Bush announces the Community Policing Services Program (COPS),
the centerpiece of Clinton's 1994 anti-crime initiative, will
be cut by 13 percent because the nation's decrease in violent
crime cannot be attributed to the 103,000 extra police officers
hired through the program. Violent crime has declined every
year since 1994, when COPS and the Brady Bill were enacted.
It has been a regular theme on right wing talk shows by blowhards
such as Rush Limbaugh since 1994 that the COPS program had
not hired the 100,000 new police Bush now says it did.
At a press event after a meeting with Ariel Sharon, Bush
tells us, "I assured the prime minister, my administration
will work hard to lay the foundation of peace in the Middle-to
work with our nations in the Middle East, give peace a chance.

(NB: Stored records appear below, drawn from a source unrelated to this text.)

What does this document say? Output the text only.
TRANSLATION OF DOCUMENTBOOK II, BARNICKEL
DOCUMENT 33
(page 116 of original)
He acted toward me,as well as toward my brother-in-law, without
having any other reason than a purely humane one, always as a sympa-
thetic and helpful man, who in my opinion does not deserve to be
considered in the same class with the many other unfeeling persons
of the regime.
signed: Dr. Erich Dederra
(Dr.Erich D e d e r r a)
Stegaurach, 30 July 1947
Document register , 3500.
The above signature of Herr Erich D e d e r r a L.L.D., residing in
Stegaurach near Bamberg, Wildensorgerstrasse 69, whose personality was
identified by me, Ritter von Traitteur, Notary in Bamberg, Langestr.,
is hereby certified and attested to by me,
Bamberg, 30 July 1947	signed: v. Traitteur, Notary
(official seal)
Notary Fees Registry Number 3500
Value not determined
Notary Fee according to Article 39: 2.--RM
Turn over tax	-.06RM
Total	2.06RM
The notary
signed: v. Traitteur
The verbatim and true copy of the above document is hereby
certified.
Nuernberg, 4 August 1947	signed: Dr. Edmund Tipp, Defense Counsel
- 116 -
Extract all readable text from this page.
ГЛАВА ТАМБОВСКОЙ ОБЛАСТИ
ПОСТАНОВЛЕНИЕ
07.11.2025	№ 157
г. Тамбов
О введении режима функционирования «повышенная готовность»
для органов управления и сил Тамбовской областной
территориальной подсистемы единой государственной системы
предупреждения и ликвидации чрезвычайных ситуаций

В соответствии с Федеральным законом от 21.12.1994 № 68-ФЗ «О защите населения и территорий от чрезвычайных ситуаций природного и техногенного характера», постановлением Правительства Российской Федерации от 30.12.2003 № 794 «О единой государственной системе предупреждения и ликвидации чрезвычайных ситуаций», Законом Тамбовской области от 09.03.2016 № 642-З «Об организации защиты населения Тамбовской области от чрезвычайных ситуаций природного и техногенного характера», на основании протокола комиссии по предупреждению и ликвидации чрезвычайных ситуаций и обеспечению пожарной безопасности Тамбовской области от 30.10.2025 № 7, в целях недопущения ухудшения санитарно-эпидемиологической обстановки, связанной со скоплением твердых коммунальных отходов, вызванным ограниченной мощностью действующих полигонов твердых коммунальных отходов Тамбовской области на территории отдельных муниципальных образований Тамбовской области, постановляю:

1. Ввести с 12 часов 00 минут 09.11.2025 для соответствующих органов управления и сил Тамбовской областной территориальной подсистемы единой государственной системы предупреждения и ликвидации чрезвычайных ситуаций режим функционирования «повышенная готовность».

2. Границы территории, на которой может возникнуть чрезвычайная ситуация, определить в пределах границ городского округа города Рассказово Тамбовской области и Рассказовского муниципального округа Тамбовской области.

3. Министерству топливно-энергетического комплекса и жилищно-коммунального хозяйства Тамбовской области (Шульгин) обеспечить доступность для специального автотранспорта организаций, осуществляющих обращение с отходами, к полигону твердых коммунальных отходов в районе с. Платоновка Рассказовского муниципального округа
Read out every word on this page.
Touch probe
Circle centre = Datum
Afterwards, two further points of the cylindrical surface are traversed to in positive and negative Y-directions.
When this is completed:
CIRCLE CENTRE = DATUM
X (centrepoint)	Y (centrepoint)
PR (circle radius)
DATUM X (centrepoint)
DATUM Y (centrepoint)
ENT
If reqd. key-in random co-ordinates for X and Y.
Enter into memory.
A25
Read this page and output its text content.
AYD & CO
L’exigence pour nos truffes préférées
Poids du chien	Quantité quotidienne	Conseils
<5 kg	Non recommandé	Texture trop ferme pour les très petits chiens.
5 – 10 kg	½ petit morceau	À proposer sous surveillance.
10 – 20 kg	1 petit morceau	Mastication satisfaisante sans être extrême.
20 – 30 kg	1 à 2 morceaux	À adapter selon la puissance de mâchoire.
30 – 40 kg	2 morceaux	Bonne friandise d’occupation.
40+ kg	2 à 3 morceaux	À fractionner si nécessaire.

Secondly, I told him that our nation will not try to force
peace, that we'll facilitate peace and that we will work with
those responsible for a peace."
The Florida Legislature passes a law making it a felony to
release autopsy photos without a judge's permission. The new
law not only forbids copying of autopsy photos and records,
but also prevents inspecting the records, hindering thousands
of independent investigations of insurance claims, malpractice
and murders. The law is specifically aimed at newspaper investigations
into the death of Dale Earnhardt.
Disney announces it will lay off 4,000 workers.